BORRELIOSIS (LYME DISEASE)
IN THE WARM SEASONS, MANY PEOPLE LIKE TO BE OUT IN NATURE. WHETHER IT IS A WALK IN THE FOREST OR A PICNIC IN THE MEADOW, TICKS LURK EVERYWHERE.
TICKS CAN BE CARRIERS OF DISEASE, ABOVE ALL BORRELIOSIS (LYME DISEASE).
Photo: © Ingo Bartussek – stock.adobe.com
Lyme disease is a bacterial disease that initially affects the skin but can affect the entire body and cause long-term consequences if left untreated. The causative agent of Borreliosis is the bacteria Borrelia burgdorferi. The carrier is usually the common wood tick (Ixodes rizinus) that belongs to the group of hard ticks.
However, not every tick carries the bacteria. Depending on the federal province, around 20-30% of ticks are affected. This is also the case in Vienna and Lower Austria. As soon as it gets warmer, from around 5 degrees, ticks become active, climb to heights of up to one meter above the ground and wait for hosts to pass by.
Ticks can attack pets, wild animals, birds, or humans. The disease-causing Borrelia are located in the tick's intestine and are transmitted to the host through a bite. Removing the tick quickly - preferably within 24 hours - can prevent infection. The longer a tick sucks on its host, the more likely the risk of infection. Ticks often go unnoticed and those affected do not even know that they have been bitten.
The disease proceeds in stages. Immediately after the bite, the person concerned does not notice anything at first. After about 2-6 weeks a ring-shaped reddening of the skin appears around the tick bite (red ring). This ring slowly gets bigger and the so-called erythema migrans appears. Often there are side effects such as fever, headache, and muscle pain. This stage is known as the early stage. In this phase, the doctor or the patient often diagnoses the borreliosis by visual means. Sometimes the blood test is still normal - it takes a certain time until the antibodies against Borrelia can be detected in the blood.
If the condition is left untreated during this time, the symptoms on the skin often go away and develop into a chronic or late stage. The disease continues and, in addition to skin conditions, can also cause unspecific complaints to the joints, the heart and the nervous system. Diagnosis at this stage is sometimes difficult and some damage caused by the infection can be permanent. Therefore, prompt diagnosis and treatment for Lyme disease is particularly important!
Since the antibodies are often not detectable in the blood at the outset - even if the disease is active – a medical check is particularly important. It is extremely helpful if the patient can recall any tick bites from the last few weeks. In the case of erythema migrans, a diagnosis of the infection can be made by a dermatologist or family doctor without further tests. Additional examinations are possible, but treatment is usually started immediately. An infection can be detected in the blood after a few weeks. Our defence cells form antibodies against the bacteria that can be detected. It is important to note that there may be a certain window of time between the appearance of erythema migrans and the detectability of antibodies. In certain cases, the antibody values in the blood can be used to see whether there is a new or a past infection. It is important to clarify the symptoms here, as the antibodies can be elevated for many months after successful treatment.
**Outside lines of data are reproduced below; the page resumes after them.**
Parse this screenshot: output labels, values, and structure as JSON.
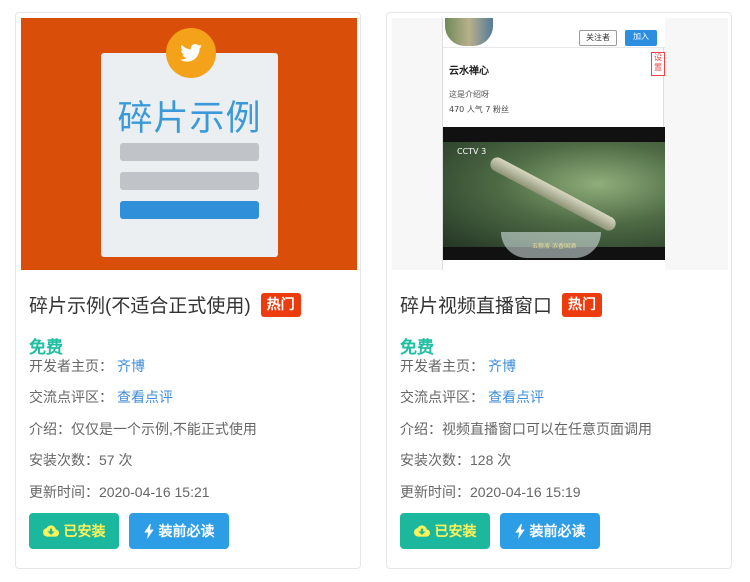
{
  "cards": [
    {
      "thumb": {
        "art_title": "碎片示例"
      },
      "title": "碎片示例(不适合正式使用)",
      "hot_badge": "热门",
      "price": "免费",
      "developer_label": "开发者主页：",
      "developer": "齐博",
      "review_label": "交流点评区：",
      "review_link": "查看点评",
      "intro": "介绍：仅仅是一个示例,不能正式使用",
      "installs": "安装次数：57 次",
      "updated": "更新时间：2020-04-16 15:21",
      "installed_label": "已安装",
      "read_label": "装前必读"
    },
    {
      "thumb": {
        "follow_label": "关注者",
        "join_label": "加入",
        "side_tag": "设置",
        "name": "云水禅心",
        "intro": "这是介绍呀",
        "stats": "470 人气   7 粉丝",
        "cctv": "CCTV 3",
        "caption": "五粮液 浓香国酒"
      },
      "title": "碎片视频直播窗口",
      "hot_badge": "热门",
      "price": "免费",
      "developer_label": "开发者主页：",
      "developer": "齐博",
      "review_label": "交流点评区：",
      "review_link": "查看点评",
      "intro": "介绍：视频直播窗口可以在任意页面调用",
      "installs": "安装次数：128 次",
      "updated": "更新时间：2020-04-16 15:19",
      "installed_label": "已安装",
      "read_label": "装前必读"
    }
  ],
  "colors": {
    "accent_green": "#1fbfa3",
    "hot_red": "#ec3b0c",
    "link_blue": "#3d8ed8",
    "installed_bg": "#1cb89d",
    "read_bg": "#2d9de5"
  },
  "icons": {
    "thumb1_badge": "twitter-bird-icon",
    "installed": "cloud-download-icon",
    "read": "lightning-icon"
  }
}
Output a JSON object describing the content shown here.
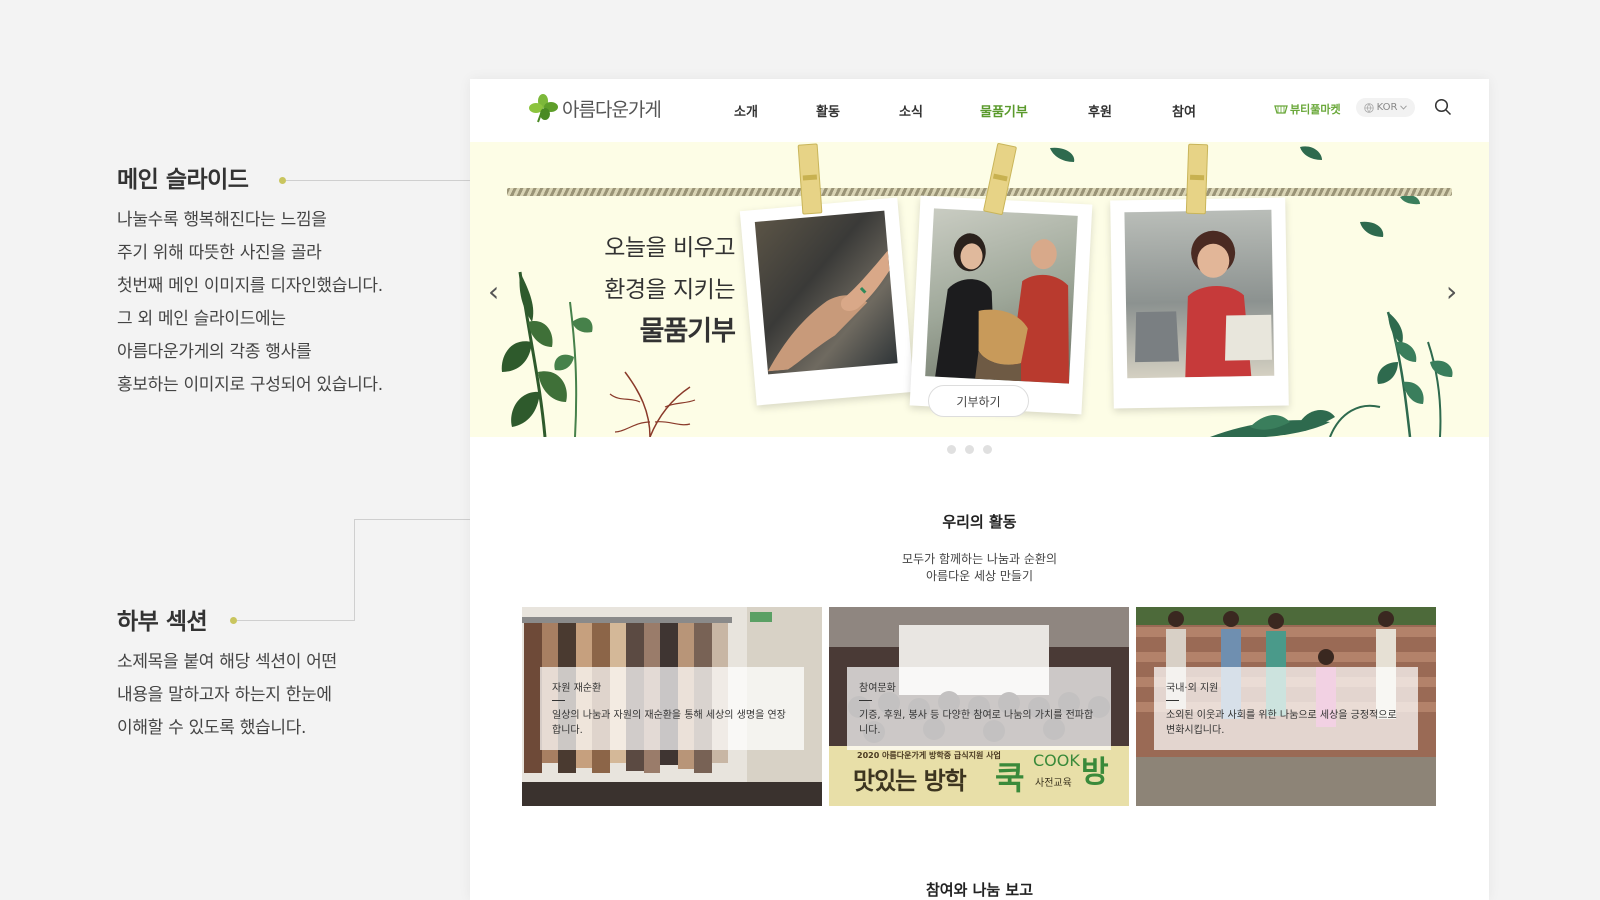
{
  "annotations": [
    {
      "title": "메인 슬라이드",
      "lines": [
        "나눌수록 행복해진다는 느낌을",
        "주기 위해 따뜻한 사진을 골라",
        "첫번째 메인 이미지를 디자인했습니다.",
        "그 외 메인 슬라이드에는",
        "아름다운가게의 각종 행사를",
        "홍보하는 이미지로 구성되어 있습니다."
      ]
    },
    {
      "title": "하부 섹션",
      "lines": [
        "소제목을 붙여 해당 섹션이 어떤",
        "내용을 말하고자 하는지 한눈에",
        "이해할 수 있도록 했습니다."
      ]
    }
  ],
  "header": {
    "logo_text": "아름다운가게",
    "nav": [
      "소개",
      "활동",
      "소식",
      "물품기부",
      "후원",
      "참여"
    ],
    "active_nav": "물품기부",
    "beauty_market": "뷰티풀마켓",
    "lang": "KOR"
  },
  "slider": {
    "line1": "오늘을 비우고",
    "line2": "환경을 지키는",
    "line3": "물품기부",
    "button": "기부하기",
    "prev": "‹",
    "next": "›"
  },
  "activities": {
    "title": "우리의 활동",
    "subtitle_1": "모두가 함께하는 나눔과 순환의",
    "subtitle_2": "아름다운 세상 만들기",
    "cards": [
      {
        "category": "자원 재순환",
        "desc": "일상의 나눔과 자원의 재순환을 통해 세상의 생명을 연장합니다."
      },
      {
        "category": "참여문화",
        "desc": "기증, 후원, 봉사 등 다양한 참여로 나눔의 가치를 전파합니다.",
        "poster_top": "2020 아름다운가게 방학중 급식지원 사업",
        "poster_main": "맛있는 방학",
        "poster_cook": "쿡",
        "poster_cook2": "COOK",
        "poster_bang": "방",
        "poster_sub": "사전교육"
      },
      {
        "category": "국내·외 지원",
        "desc": "소외된 이웃과 사회를 위한 나눔으로 세상을 긍정적으로 변화시킵니다."
      }
    ]
  },
  "participation": {
    "title": "참여와 나눔 보고"
  },
  "colors": {
    "accent_green": "#5a9a2c",
    "slider_bg": "#fdfde6",
    "annotation_dot": "#c9c55e"
  }
}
After walking or being outdoors, you and family members should meticulously check for ticks. If you find a tick, it is important to carefully remove it.
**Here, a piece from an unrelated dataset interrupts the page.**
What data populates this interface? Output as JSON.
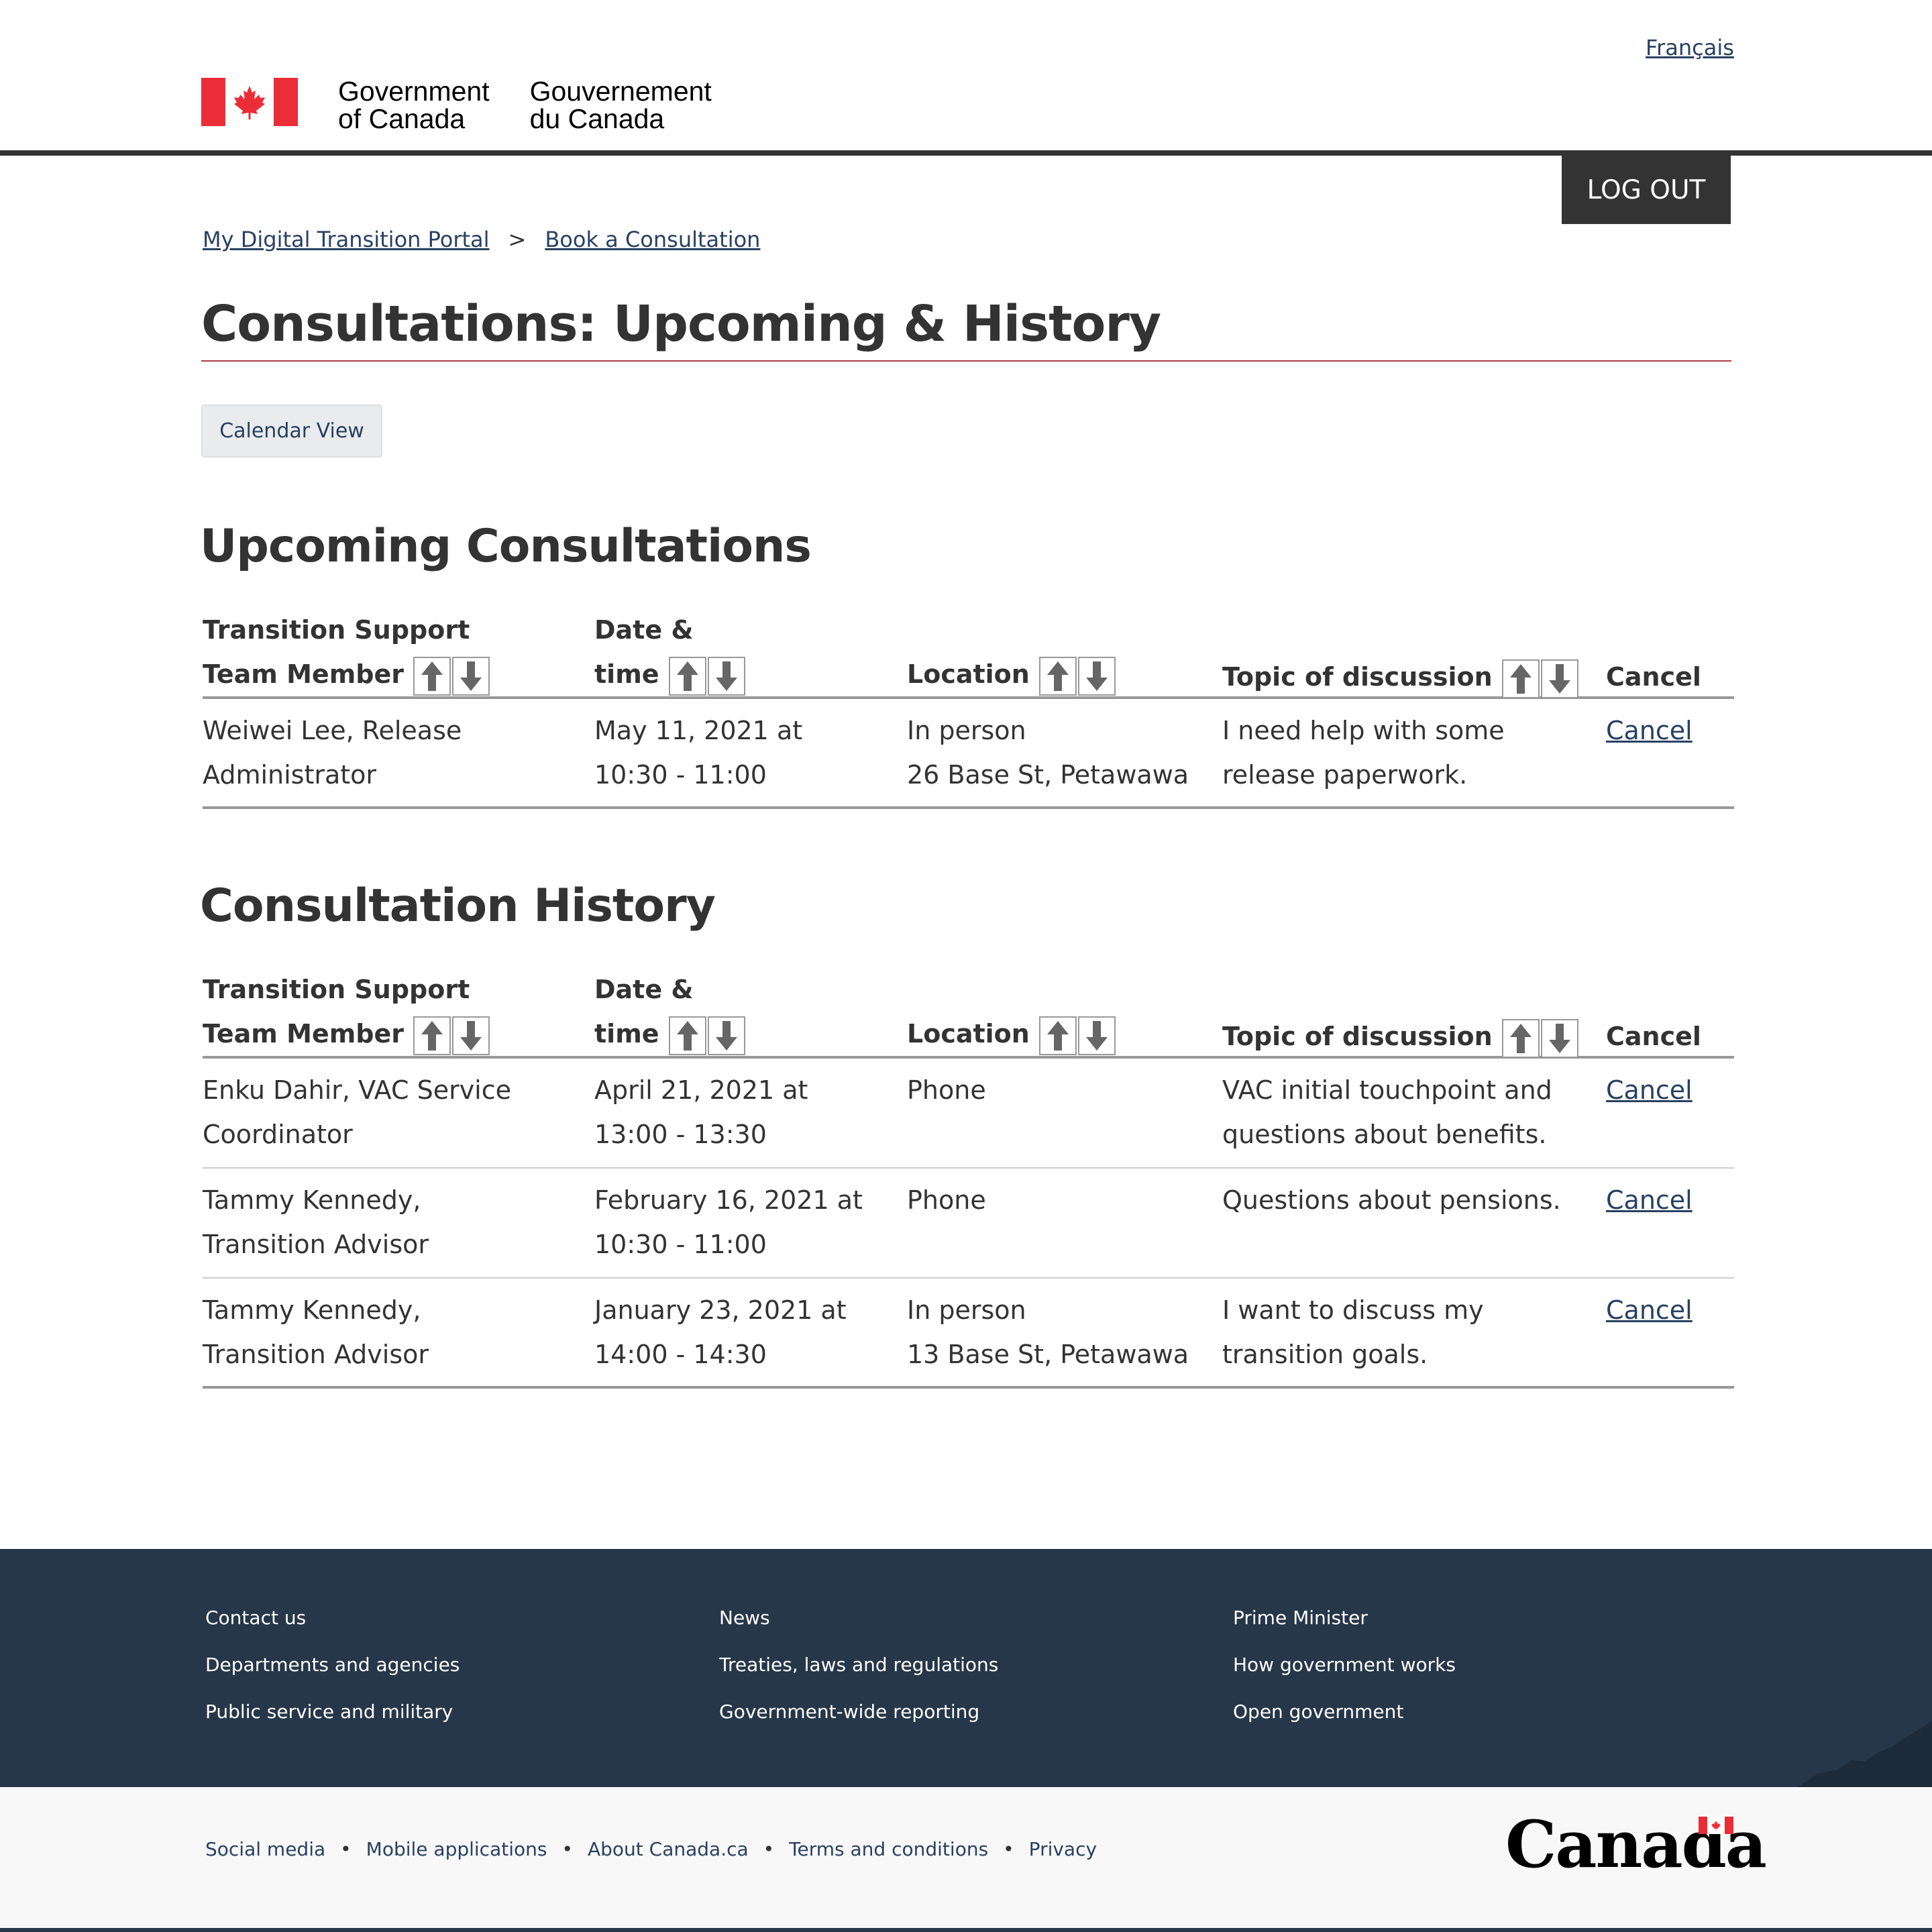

A tick sticking to the skin should be grasped as close as possible to the site of the bite with the help of tweezers and removed by pulling. Other methods, e.g., with oil as a "lubricant" and other substances are not recommended, because the tick should never be crushed in order to avoid the release of any germs.
The area must be thoroughly disinfected, and close attention must be paid for any signs of erythema migrans. This red rash on the skin usually only appears after 2-6 weeks. A prophylactic antibiotic intake is initially not advisable or recommended.
Lyme disease can cause severe consequential damage. It is therefore important to diagnose and treat the disease as promptly as possible. In many cases, the disease can be effectively treated and as a rule the patient is cured without any long-lasting negative effects.
In contrast to the viral TBE (early summer meningoencephalitis), which is also transmitted by ticks, there is currently no approved vaccination for Lyme disease. TBE is endemic in Austria and it is recommended to vaccinate against it. The best way to do this is to contact your family doctor or general practitioner.
If Lyme disease is suspected, a dermatologist or family doctor should be consulted to diagnose the disease and begin treatment. Antibiotic treatment is usually prescribed. In the first stage, the current recommendation is to take the medication for three weeks. In advanced stages of the disease, treatment is individually devised, and antibiotics are often given for significantly longer and sometimes even in the form of injections.
Treatment for borreliosis is very individual. Certain antibiotics can cause photosensitivity and should not be used in pregnant women and children. It is important that the disease is treated for a long enough time and with the correct dosage.